もしそうだとすると、やっぱり残念な先輩だなぁ…。
と思っていたが、
「もしかして、村井君ですか…??」
なんと水城先輩は俺の眼鏡のない姿にびっくりしているようではあったが、眼鏡がなくてもちゃんと俺のことをわかってくれた。そのことに俺はちょっと驚いた。
「よく俺のこと分かりましたね。結構みんな眼鏡がないと俺のことわかってもらえなかったんですけど」
「私のことをそういう風に残念そうに見る男性は村井君にしかいなかったので…」
「…」
…俺はそんな目でいつも水城先輩のことを見ていただろうか?
見ていたかもしれないが、そんなのバレてるの?
「あ、もしかして自覚なかったんですか?村井君、思っていることいつも全部顔に出てますよ…?」
…いや、俺はポーカーフェイスな男のはずなんだが。
「いえ、ですから分かります…」
まじか…。だとしたら、俺今まで陽キャと接している時とか、イヤイヤ対応してるのとかバレバレだったわけ…?え?それは、やばいじゃん…。

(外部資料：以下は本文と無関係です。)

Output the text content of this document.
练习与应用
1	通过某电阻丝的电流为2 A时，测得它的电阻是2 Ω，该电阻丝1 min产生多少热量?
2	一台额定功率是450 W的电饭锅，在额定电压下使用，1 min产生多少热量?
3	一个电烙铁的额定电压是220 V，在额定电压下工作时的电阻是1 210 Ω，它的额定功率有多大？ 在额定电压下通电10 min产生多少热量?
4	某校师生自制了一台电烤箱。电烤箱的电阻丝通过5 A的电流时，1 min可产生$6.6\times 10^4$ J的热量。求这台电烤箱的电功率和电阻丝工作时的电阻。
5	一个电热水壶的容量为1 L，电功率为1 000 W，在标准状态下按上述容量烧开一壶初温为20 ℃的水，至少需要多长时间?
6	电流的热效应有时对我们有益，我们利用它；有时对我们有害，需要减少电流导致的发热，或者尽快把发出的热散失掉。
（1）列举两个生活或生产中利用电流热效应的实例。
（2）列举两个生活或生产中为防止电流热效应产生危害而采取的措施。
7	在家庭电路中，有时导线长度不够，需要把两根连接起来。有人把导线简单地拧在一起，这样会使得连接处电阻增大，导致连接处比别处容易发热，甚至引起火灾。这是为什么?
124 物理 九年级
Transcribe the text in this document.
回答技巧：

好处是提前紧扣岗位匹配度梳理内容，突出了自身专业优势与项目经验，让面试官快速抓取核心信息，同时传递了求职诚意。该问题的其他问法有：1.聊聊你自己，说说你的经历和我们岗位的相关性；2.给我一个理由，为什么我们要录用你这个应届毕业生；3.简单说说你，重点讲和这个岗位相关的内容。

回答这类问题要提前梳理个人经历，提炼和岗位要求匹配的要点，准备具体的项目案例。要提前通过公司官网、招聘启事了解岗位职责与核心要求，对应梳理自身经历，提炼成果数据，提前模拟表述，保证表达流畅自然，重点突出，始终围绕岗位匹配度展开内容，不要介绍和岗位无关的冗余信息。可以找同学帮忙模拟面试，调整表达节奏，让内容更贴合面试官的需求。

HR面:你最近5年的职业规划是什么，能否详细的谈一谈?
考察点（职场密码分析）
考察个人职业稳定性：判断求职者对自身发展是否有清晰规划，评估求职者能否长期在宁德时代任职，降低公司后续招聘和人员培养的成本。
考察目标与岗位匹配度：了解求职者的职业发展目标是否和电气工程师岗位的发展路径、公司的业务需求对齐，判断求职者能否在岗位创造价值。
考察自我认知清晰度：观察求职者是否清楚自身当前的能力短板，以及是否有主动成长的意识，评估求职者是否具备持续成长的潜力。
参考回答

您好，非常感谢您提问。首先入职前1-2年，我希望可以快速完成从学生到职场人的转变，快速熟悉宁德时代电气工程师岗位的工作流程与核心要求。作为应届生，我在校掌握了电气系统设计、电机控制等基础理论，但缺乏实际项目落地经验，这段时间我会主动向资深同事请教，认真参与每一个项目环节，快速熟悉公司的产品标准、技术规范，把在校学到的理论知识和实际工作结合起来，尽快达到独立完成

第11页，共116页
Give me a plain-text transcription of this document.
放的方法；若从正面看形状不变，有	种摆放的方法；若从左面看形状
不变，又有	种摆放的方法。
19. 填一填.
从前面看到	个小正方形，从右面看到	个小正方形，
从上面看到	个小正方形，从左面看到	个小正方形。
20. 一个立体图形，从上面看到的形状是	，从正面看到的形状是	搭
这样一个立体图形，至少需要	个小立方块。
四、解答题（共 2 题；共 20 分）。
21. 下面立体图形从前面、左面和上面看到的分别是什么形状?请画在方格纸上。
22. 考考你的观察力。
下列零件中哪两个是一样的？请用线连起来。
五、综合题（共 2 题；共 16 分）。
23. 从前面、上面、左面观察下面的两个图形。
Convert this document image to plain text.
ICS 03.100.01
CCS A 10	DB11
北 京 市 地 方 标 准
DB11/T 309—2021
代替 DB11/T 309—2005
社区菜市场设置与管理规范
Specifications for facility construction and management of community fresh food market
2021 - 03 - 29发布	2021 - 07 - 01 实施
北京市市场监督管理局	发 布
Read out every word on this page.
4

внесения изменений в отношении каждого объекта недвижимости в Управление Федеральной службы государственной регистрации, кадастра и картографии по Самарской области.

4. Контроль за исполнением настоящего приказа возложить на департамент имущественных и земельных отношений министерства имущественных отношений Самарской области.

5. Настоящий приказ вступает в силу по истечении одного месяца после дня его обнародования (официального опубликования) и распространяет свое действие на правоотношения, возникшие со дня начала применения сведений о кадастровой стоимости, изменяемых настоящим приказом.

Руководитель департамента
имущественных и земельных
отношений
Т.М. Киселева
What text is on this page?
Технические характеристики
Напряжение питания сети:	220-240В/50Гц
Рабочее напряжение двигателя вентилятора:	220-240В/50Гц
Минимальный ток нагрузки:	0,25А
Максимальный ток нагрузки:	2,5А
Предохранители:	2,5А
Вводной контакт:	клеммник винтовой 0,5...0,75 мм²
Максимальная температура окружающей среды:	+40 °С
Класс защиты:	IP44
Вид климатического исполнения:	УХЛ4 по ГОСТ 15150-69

「私が演奏会のチケット渡した時も、下駄箱の前で村井君を待っていた時もすごく嫌そうな顔してましたよ?」
「…ごめんなさい」
まさかそんな思っていることが顔に出ているとは…。
俺が謝ると水城先輩はくすくすと笑った。
「いつもと反対ですね。私が謝ってばかりだったのに。別に怒ってはいませんよ?先程も助けてくれてありがとうございました。やっぱり村井君は頼りになりますね」
…そう言って微笑む先輩を改めて見ると、とても可愛いらしい服装をしていた。
白いブラウスと膝下まで伸びたワインレッドのチャック柄のスカートで綺麗にまとめている。元々素材がいいのもあるが、今日は普段と比べても一段と綺麗に見えた。
そういえば、水城先輩の私服を見るのは初めてではないだろうか?
先輩の姿に見惚れていると、視線に気がついたのか先輩は少し恥ずかしそうにしていた。
「…似合ってますか?」
「えっと…はい。とても綺麗です…」
「良かった…頑張った甲斐がありました…」
そう言って俺が言った言葉に喜びを噛み締め、嬉しそうにはにかんでいる様子を見て、流石の俺もわかってしまった。
あ、これlike じゃない方だ…。
そっちの可能性を考えないようにしてきたので、俺も動揺が激しい。
え…まじで?そんなことあるの!?
い、いや待て雰囲気はそんな感じだけど、自意識過剰な可能性もまだ…。
「村井君も…今日は随分格好いいですね。私のためにおしゃれしてきてくれたんですか?」
「えっと、一応そうなります…」
「…一応はいらないんじゃないですか?」
少し剥れている先輩もとても可愛い。
おかしい。この間先輩にあった時、こんな雰囲気微塵もなかったと思うんだけど!?
…あ、でもあの時は俺の母さんとかあっちのご両親もいたな。
もしかしてそういう様子を見せてなかっただけ??
え?いつから??
今日この後どうしよう…。まともに会話ができる気がしない…。
「? どうかしましたか?」
「…いや、その。…って俺の表情で考えてること、わかるんじゃなかったんですか?」
「全部はわかりませんよ。だから、これから知っていけたら嬉しいなと思ってます」
「…」
うわぁ。この人全然好意隠してない。こんなに真っ直ぐ好意を向けられたのは初めてなので普通に赤面してしまう。
「ふふふ、じゃあ早速ランチにいきましょうか」
そういっている歩き出す先輩をよくよく見ると先輩も顔を赤くしている。先輩も緊張しているらしい。
うわー、なんかすげえ恥ずかしい…。
え?俺今日どんな態度で過ごせばいいの…?
会話もなんだか緊張してしまって当たり障りのないことしか言えない。
「…えっと、先輩がお薦めしてたランチってどの辺りですか?」
「駅を行ったちょっと先です。あ、見えてきましたよ」
「…どの店ですかね?」
「ほら、あのお店です」
「…」
そう言って先輩が指差すお店はどこかで見たようなお店だった。
具体的には昨日見たし、行った。しかも2回も。
「このお店はパフェで有名なんですが、実はランチもとても美味しんですよ!良かったらパフェも一緒に頼みましょうか?」
「…」
この店ランチでも有名な店なのか…。
…今からでも違う店にしたくなってきた。